Research Areas
ARTIKULATORY SPEECH SYNTHESIS
Articulatory speech synthesis denotes the synthesis of speech based on an articulatory and aero-acoustic simulation of the vocal system. This way of speech synthesis is completely different from current established synthesis technology. Current systems are mostly based on the concatenation of short units (for example, syllables or diphones) of recorded natural speech. The best of these systems are now able to generate quite natural sounding speech. However, due to their use of recorded natural speech material, their flexibility is rather limited with regard to the generation of different voices, speaking styles, emotions, etc. The goal of this line of research is to overcome these limitations with an actual simulation of human speech production. Therefore, we develop and combine models of the vocal tract, the vocal folds, aero-acoustics, and articulatory control. The challenge here is to make these models as detailed as necessary to simulate all the phenomena relevant for speech production, but keep them as simple as possible to be applicable for actual speech synthesis applications. In contrast to current speech synthesis technology, our work here greatly benefits from basic phonetic research. In the middle-term, articulatory synthesis may be the way to generate highly natural sounding, expressive and configurable speech synthesis. Furthermore, it provides, amongst others, new possibilities for the analysis and synthesis of singing, didactics, and phonetic research. More information about our articulatory synthesizer project can be found at www.vocaltractlab.de.

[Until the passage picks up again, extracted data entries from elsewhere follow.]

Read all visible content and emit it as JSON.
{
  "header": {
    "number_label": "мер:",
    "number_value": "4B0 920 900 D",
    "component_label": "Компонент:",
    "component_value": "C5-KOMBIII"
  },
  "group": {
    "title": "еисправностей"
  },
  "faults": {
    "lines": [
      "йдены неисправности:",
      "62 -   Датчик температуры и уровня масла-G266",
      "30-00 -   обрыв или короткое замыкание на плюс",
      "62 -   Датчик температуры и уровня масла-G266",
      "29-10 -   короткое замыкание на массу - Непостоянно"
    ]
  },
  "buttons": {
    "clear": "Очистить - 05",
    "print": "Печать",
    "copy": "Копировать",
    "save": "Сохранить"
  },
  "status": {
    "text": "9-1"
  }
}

MEASUREMENT TECHNIQUES FOR SPEECH RESEARCH
In this line of research we develop new techniques to measure different aspects of speech production. One of these techniques is optopalatography (OPG) to measure tongue and lip movements during speaking. Therefore, the speaker wears an artificial palate fitted to his hard palate, which is equipped with optical distance sensors. Our current artificial palates employ five sensors along the palatal midline directed towards the tongue, and two sensors in front of the upper incisors directed towards the upper lip. These sensors allow reconstructing the mid-sagittal shape of the tongue and the state of the lips with a frame rate of 100 Hz. This technique can be applied in basic phonetic research, in “silent speech interfaces”, or for providing visual articulatory feedback for speech therapy, foreign language learning, or education.
We also develop a new measurement technique to track the state of the velum. This technique is based on a sensor capsule containing a miniature loudspeaker and a miniature microphone that the user plugs in one nostril. The loudspeaker periodically emits acoustic chirps with a power band between 12 and 24 kHz into the nasal cavity, and the microphone measures the “filtered” chirps. Since the filter characteristics of the nasal cavity differ between a high and low velum state, the state can be inferred from the spectrum of the filtered source signal. Since the measurement system uses acoustic frequencies above 12 kHz, it does not interfere with normal speech production. Therefore, the system works both during silent and normal speaking.
ARTIFICAL NEURAL NETWORKS FOR SPEECH SYNTHESIS AND SPEECH RECOGNITION
In the last years there has been tremendous progress in the understanding of how the human brain processes information. Some of the new findings have already been translated into new machine learning methods like Echo State Networks, Liquid State Machines, or Deep Belief Networks. In this line of research we intend to develop these methods further and exploit their potential in the field of speech and language processing.